And then there was light. . . . Alexander Lewis isn’t afraid of a religious reference, but he wasn’t riffing on Genesis in his new, light-themed collection. Rather, on this occasion he took Richard Dawkins’s tack, and regarded the science of light with a near-spiritual sense of awe. This season Lewis collaborated with the artist Flavie Audi, who makes sculptures of metal and glass, and he was fascinated by the way light plays on and within her work. That inspired a study of the properties of light—its wavelike form, the way it refracts through prisms, how its reflection glimmers and splits across the surface of things. It was a good season, in other words, for Lewis to have sponsorship from crystal honchos Swarovski.

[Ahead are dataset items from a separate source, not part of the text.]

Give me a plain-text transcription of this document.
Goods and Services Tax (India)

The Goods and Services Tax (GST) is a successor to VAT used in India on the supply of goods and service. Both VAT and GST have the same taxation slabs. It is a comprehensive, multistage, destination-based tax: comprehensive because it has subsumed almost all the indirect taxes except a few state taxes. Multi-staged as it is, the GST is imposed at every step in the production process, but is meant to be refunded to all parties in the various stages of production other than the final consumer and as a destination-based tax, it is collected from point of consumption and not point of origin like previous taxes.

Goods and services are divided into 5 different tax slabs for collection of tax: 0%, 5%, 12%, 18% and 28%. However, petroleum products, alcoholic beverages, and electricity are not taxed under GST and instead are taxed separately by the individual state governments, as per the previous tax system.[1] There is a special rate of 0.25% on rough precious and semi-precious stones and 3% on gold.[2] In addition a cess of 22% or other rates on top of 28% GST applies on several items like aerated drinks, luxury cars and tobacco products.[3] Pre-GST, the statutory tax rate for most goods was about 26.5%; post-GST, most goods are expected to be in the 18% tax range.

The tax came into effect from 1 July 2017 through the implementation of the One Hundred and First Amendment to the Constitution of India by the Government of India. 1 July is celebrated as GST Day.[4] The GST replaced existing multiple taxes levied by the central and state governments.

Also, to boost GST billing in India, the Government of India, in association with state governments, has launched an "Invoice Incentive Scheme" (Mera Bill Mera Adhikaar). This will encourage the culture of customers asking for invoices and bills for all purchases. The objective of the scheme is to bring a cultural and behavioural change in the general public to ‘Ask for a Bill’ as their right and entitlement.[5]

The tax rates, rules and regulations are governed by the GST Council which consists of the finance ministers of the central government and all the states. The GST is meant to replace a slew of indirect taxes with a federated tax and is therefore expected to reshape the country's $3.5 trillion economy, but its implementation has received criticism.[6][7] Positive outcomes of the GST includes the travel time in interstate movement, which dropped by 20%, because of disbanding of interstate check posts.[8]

Lewis got at his theme via a variety of means. He made rubbings of Audi’s sculptures and developed cloud-like prints and patterned jacquards, and he peered into the insides of her work and watched the alchemy of her materials, then created galactic-looking prints that magnified those reactions. There were also crystal-dappled sheer silks, frequently found layered with other, more plainspoken materials such as shirting pinstripe, that recalled the reaction prints’ starry night sky effect. Elsewhere, Lewis conjured light waves via crystal strands dangling off a dress, or caviar crystal pressed into the fabric of a pale blue skirt. Blue was the key color here; this collection also emphasized dresses and skirts more than most Lewis outings. The collection was at its best, oddly, when Lewis interpreted his theme either extremely literally or extremely loosely—his pinstripe pieces were a highlight, for instance, but so was the sweater with a refracting prism intarsia-ed across the front, and a cropped top with mirror cube embroidery.
The one quibble here, really, was with Lewis’s insistence that all his garments express his concept, either more or less directly. In general, his sense of focus redounds to his benefit, but it would be nice to see this designer loosen up a little, and permit himself to, say, cut a sharp pair of trousers, or conjure a fluid, flattering dress, just because they complement the rest of his collection. Lewis gets his points across just fine—he should have the confidence, going forward, not to underline them.